No wonder the returned scouts stared, hardly daring to believe their eyes and ears. Some of them of course thought Ginger might have gone out of his head. Only on the preceding night had Elmer been telling them what queer antics animals out on the plains go through with, when they have been eating the loco weed.
There were a few who seemed to have a hazy suspicion that possibly Red might be concerned in this strange fright on the part of poor Ginger. True, the boy with the lame leg had apparently just dragged himself out of the tent, and the look on his face under that fiery shock of hair would indicate astonishment as genuine as their own; but then, how were they to know but what this had been assumed?
Mr. Garrabrant, however, made direct for the moaning and wabbling negro, who had fallen on his knees, and with clasped hands was bowing back and forth in an agony of fear.
"Here, what's the matter with you, Ginger?" he demanded, catching hold of the other, and while Ginger gave a little screech at first, upon turning his rolling eyes upward he appeared to recognize the genial face of the young scout master.
"Oh! Mistah Grabant, am dat youse?" he cried, seizing hold of the other's arm. "I'se mighty glad tuh see yuh, suh, 'deed an' I is. Am it gone foh suah?"
"What gone?" demanded Mr. Garrabrant, sternly. "See here, Ginger, have you kept a black bottle hidden away all this time while we have been in camp?" For he had a sudden inspiration that possibly Ginger might be addicted to the failing that besets so many of his color.
"'Deed an' 'deed an' I ain't touched a single drap, suh," declared the demoralized one; "'clar tuh goodness if I has.
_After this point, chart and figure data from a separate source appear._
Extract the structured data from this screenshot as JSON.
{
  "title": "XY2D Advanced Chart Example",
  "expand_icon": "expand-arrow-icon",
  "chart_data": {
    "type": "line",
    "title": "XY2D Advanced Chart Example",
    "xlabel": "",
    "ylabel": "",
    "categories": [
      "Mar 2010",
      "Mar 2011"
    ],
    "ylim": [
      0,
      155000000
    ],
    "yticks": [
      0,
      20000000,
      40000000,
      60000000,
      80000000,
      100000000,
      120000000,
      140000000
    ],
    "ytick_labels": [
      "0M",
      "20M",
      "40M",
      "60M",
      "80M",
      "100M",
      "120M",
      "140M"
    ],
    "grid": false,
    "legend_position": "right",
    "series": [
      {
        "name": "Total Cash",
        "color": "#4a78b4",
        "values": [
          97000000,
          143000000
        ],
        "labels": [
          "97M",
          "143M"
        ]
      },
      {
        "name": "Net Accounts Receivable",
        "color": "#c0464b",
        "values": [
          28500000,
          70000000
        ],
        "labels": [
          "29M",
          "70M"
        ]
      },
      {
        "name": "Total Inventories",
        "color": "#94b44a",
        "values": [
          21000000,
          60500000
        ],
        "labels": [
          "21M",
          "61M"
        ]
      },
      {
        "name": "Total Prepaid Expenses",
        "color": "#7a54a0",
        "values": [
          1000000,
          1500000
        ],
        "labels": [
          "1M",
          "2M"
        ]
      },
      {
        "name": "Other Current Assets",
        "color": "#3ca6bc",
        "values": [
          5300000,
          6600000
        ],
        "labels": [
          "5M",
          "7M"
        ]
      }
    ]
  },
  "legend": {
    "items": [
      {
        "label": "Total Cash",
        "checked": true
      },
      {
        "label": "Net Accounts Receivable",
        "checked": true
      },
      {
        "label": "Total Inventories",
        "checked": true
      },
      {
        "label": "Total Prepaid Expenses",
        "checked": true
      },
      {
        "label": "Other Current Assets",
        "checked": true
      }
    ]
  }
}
It war dar, jes' ober yander, whar de box ob crackers am alyin' right now. An' he scolded me, suh, foh interferin' wid de liberties he am takin' wid dem provisions, dat he did! Ugh! tuh t'ink dat I'd lib tuh set eyes on de Ole Nick!"
"But what makes you think it was Satan? Perhaps it was only some wandering hobo who thought he saw a good chance to steal something to eat?" and the scout master sought to hold Ginger's roving eyes fastened upon his own orbs, so as to rivet his attention, and secure a coherent answer to his question.
"Sho! dat was no human animal, suh!" exclaimed Ginger, earnestly. "He done hab a cover ob red hair, an' de wickedest grin on his face yuh ebber see. Reckon I knows de debble w'en I sees him."